The truly surreal moment of the day came when, waiting for a connection to Bristol, the announcements at Salisbury station began to be made in French. Perhaps more terrifyingly, the train turned out to be a single-carriage affair; quite a change from the eight-carriage Intercity I usually get. This was to be my transport through an hour and a half of Wessex countryside (with request stops, no less).
There is something cinematic about train journeys: the world passes by as a linear sequence of images, their progression controlled by the mechanistic director called Timetable. Villages, roads, fields, farms; office blocks, hotels, out-of-town supermarkets. The architecture of human life, inscribed on the countryside. And there are details: a crow alighting in a field; a couple on a bike ride; rusting cars and broken fences. The minutiae of our surroundings are laid bare for those who choose to look.
Many, bizarrely, don’t, choosing instead to remain immersed in newspapers, phone conversations, or the latest trashy thriller to top the bestseller lists. Personally, I cherish the opportunity a train journey gives me to do nothing and not feel guilty about it (although when I have a heavy workload, I often do spend time working rather than looking out of the window).
Train journeys afford us the chance to do other things, too. The Maori believe that we walk backwards into the future: we can see only the past, in front of us; we are blind to what will happen next. If you’re lucky, on a train you can sit facing forwards, the uncharted vista of the future spread out before you.
2 responses
I guess I’ve never taken a train into the countryside. The longest I’ve spent sitting on a train is an hour and a half local, from the airport to the stop next to my lab. Hardly a journey, but then it does take you through a variety of locales, if some of them are subterranean.
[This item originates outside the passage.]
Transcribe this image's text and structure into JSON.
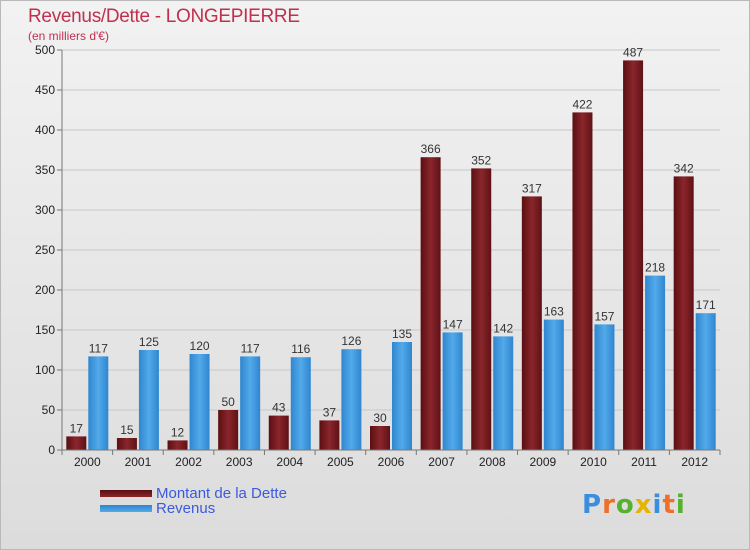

Instead, I’ve grown intimately familiar with a fifteen minute journey across the West side of Chicago. There’s few things I see that I don’t recognize immediately, but mainly I am reading an old book– Big tony’s chicken and fish shack, the unique pattern of decay in a few buildings, the thriving ironmonger in the hollowed shell of a factory. Brach’s candy plant, a red brick mountain closed a few years ago, serves as an odd reminder of a failed relationship. The towering housing projects where “Candyman” was filmed are in the final stages of being torn down.
SquidDNA April 26th, 2005
The whole of last year, I spent at least 2 hours a day commuting to and from University by car. My family and I have moved closer to Uni now so the commute is much shorter, which is good because I don’t have to wake up at 6am every weekday.
However, I do sometimes miss the long drives to and from home… although I drove the same route every day, there was something different every day. Different cars, different people, different posters, roadworks. There’s something relaxing about a long trip, something refreshing in allowing your mind to idly drink up what your eyes see.